You also proposed a Working Group. What are your expectations of the group?
Christoph: The Working Group is about to form and the idea is to combine all knowledge and engagement that is currently spread inside the Java community.
Peter: I think we need to demonstrate real world use cases so the JVM designers can work out what is the best way to solve them.
You mentioned VarHandles. Can you explain the idea and how it would solve some problems?
Christoph: We were at JCrete last week and had a heated discussion about the removal of Unsafe. Due to this discussion, I am currently taking a deep look into the VarHandles prototype and implementing first tests to figure out if it can really solve problems as promised and if speed keeps up. So far I found a couple of use cases that are not yet handled and am working with Paul Sandoz to solve those. VarHandles look like a first good step to a replacement API, however it will only replace the memory access parts of sun.misc.Unsafe – still a lot of functionalities are missing that need to be replaced.
Peter: Our main use case is off heap, shared, persistent data structures. The benefit is that we can use shared data between processes as fast as sharing data between threads.

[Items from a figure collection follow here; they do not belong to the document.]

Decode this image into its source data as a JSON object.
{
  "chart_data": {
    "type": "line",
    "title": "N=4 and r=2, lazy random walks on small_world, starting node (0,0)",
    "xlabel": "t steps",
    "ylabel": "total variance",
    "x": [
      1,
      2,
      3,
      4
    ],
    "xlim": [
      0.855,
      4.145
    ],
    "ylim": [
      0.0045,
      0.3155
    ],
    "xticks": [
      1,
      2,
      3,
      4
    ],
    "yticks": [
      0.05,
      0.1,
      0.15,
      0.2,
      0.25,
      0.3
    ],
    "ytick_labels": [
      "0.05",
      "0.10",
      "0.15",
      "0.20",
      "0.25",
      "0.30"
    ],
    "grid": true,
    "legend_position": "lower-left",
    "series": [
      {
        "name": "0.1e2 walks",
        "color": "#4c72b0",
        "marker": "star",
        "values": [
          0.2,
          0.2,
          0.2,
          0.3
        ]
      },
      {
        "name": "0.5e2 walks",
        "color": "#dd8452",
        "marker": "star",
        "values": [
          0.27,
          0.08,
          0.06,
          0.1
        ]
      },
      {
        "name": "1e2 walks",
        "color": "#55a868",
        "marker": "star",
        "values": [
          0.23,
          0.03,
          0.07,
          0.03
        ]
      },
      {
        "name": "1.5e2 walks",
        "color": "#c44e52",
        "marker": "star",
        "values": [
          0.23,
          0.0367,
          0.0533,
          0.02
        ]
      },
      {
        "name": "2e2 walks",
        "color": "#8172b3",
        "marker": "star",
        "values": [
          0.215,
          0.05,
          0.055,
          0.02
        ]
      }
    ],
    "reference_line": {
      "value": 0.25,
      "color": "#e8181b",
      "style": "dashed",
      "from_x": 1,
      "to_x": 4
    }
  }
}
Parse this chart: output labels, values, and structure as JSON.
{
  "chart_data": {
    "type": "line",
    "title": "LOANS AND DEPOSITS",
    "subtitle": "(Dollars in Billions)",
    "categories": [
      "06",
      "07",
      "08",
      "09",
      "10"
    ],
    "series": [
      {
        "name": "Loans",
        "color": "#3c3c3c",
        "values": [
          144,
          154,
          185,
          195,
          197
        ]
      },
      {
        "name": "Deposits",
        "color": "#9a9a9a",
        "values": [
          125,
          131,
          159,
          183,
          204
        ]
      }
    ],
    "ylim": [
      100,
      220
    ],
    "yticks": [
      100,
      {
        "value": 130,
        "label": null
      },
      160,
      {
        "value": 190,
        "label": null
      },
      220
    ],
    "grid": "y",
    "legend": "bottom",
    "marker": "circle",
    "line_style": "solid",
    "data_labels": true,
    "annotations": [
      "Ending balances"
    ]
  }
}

We can also persist that data in bursts of 30 million updates per second. One of our clients writes 24 million market data events per second during peak periods in the market. As the code is GC free, this is done without pauses. In the past, this might have only been achieved using C++ or C, but Unsafe allows us to get the performance of C where we need it but the portability and ease of development of Java.
Christoph: Yeah Peter is right here, VarHandles won’t solve this problem yet. As far as I can see, Project Panama will be a solution to this but it won’t show up before Java 10. Overall Java 9 feels somehow broken and as I said in the JCrete discussion, we may want to think about: “can’t we just skip Java 9”?
Peter: Maybe Java 9 will have the changes we had to have so we can move forward with the JVM platform, but from an end user’s point of view, it doesn’t appear as compelling as Java 8 was and I can imagine a high percentage of users will skip Java 9.